Another class of drugs currently garnering attention in OS are bisphosphonates. Besides their effects on osteoclast activity, bisphosphonates also act to inhibit cell growth and proliferation, can induce apoptosis, and downregulate angiogenic growth factors [133]. In a preclinical study, zoledronate successfully suppressed tumor growth and lung metastasis in a mouse model and is now the subject of an ongoing trial with combination chemotherapy [126, 133]. In recent years, an international collaboration, the EURAMOS group, has been successful at overcoming the small numbers of patients at each institution by designing cooperative randomized trials across institutions, and even nations. The first phase, EURAMOS-1, tested the addition of pegylated interferon to chemotherapy as maintenance therapy in good responders, and, while the treatment was unsuccessful, the trial showed that international collaboration is possible in this rare tumor [86, 134].
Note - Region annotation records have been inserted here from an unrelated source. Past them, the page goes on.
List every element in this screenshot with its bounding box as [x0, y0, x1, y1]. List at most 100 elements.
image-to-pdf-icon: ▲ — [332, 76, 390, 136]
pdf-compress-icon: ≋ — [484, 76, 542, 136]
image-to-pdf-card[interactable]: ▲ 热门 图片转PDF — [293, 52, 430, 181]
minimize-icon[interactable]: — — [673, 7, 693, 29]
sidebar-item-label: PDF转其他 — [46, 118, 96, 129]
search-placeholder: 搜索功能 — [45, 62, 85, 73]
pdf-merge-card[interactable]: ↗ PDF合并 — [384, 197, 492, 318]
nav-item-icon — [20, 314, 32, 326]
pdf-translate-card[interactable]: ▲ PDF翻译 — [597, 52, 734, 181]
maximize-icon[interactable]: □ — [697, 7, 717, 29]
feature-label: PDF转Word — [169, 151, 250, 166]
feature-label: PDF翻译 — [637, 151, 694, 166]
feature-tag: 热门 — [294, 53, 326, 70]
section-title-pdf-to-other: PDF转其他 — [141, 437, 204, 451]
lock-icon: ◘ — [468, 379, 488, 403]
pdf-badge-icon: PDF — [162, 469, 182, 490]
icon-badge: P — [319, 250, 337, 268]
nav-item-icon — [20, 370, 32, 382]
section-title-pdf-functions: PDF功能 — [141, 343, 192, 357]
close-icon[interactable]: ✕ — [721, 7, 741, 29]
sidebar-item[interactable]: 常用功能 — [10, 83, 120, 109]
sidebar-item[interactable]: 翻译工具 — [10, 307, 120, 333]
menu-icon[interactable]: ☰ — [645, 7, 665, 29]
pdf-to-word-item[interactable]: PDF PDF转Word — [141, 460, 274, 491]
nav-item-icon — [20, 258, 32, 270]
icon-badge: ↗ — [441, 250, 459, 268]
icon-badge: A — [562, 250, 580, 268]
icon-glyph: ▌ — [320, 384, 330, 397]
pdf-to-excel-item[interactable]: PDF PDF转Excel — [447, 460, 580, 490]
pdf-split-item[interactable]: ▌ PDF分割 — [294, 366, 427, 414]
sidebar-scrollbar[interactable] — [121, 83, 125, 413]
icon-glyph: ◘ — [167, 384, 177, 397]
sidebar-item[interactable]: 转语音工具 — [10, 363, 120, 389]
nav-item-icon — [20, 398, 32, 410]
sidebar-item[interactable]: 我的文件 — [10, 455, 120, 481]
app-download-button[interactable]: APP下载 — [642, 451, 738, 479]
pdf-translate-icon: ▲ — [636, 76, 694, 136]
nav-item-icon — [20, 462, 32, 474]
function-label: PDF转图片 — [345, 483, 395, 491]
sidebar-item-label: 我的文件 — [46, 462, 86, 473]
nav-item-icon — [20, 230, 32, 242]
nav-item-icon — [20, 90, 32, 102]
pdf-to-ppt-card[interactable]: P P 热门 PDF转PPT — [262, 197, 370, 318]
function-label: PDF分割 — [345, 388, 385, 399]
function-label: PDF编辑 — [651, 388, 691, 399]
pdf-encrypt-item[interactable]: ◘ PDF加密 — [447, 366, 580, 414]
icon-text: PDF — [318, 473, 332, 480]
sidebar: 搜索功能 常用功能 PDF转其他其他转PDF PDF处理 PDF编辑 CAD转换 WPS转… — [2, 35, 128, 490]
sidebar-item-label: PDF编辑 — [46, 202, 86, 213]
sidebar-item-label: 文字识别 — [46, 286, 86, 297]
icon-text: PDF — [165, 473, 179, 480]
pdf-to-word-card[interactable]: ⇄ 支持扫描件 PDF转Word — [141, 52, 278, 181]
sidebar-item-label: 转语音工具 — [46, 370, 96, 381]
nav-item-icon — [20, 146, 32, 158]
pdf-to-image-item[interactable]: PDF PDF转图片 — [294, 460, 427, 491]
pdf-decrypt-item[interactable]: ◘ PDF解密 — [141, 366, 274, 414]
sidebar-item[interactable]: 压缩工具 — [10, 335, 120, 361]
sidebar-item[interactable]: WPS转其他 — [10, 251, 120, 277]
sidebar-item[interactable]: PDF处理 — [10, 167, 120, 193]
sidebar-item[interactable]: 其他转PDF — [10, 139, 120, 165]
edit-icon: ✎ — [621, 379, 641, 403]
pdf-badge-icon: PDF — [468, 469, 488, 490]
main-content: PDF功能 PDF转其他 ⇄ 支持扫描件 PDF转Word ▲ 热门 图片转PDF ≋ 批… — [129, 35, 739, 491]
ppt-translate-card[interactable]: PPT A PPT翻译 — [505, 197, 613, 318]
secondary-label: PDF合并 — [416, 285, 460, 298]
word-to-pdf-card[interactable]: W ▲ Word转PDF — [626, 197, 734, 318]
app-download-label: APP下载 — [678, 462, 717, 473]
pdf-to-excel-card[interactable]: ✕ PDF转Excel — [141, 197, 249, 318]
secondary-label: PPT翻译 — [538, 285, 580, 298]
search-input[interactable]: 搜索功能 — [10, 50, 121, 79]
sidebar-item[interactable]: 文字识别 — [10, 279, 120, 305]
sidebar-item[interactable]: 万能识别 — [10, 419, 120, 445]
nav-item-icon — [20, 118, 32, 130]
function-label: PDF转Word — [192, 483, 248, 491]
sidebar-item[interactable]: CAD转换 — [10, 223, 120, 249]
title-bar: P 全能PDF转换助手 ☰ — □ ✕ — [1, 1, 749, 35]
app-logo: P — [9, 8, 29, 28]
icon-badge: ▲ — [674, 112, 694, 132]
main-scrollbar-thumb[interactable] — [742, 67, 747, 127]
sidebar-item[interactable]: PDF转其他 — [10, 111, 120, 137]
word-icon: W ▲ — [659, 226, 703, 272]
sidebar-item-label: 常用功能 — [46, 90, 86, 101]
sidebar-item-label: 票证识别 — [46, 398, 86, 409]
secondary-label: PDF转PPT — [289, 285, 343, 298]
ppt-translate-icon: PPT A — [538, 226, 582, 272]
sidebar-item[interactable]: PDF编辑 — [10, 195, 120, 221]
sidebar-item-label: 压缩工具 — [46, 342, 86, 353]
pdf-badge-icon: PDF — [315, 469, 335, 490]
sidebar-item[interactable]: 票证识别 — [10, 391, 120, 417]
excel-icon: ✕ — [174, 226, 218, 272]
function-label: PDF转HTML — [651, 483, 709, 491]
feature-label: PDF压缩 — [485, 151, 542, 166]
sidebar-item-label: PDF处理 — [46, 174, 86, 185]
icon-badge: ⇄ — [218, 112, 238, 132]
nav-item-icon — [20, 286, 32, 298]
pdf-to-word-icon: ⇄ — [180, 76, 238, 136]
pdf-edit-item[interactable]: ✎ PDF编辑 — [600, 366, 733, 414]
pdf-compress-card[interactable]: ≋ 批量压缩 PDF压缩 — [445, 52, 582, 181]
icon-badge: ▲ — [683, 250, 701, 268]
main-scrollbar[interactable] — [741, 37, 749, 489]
The field of pharmacogenetics seeks to predict response to therapy and prognosis, and is being used to personalize treatment across healthcare. Recently, Caronia et al. used single nucleotide polymorphisms (SNPs) to identify four variations in two genes responsible for chemotherapy resistance. Their work identified polymorphisms in the ABCC3 gene, a member of the multi-drug resistance protein family, and ABCB1, which encodes for an ATP-mediated efflux pump. Patients with these polymorphisms had inferior estimated 5-year survival [135]. Other authors have used similar techniques to describe variations in different genes leading to changes in prognosis or resistance to chemotherapy [136, 137]. As this field evolves, new information about a patient’s genetic profile can be used to select the most efficacious therapy, minimize side effects, and better inform prognosis.


Advances in chemotherapy and surgery have taken OS from an almost universally fatal disease to one in which the majority of patients will survive with a meaningful quality of life. Despite this, a fair number of those affected will still develop fatal metastatic disease or serious complications of treatment, emphasizing the need for further clinical advancements. Accurate and efficient diagnosis, preoperative chemotherapy, surgical resection, postoperative chemotherapy, and lifelong surveillance are all vital in managing this complicated and potentially deadly disease.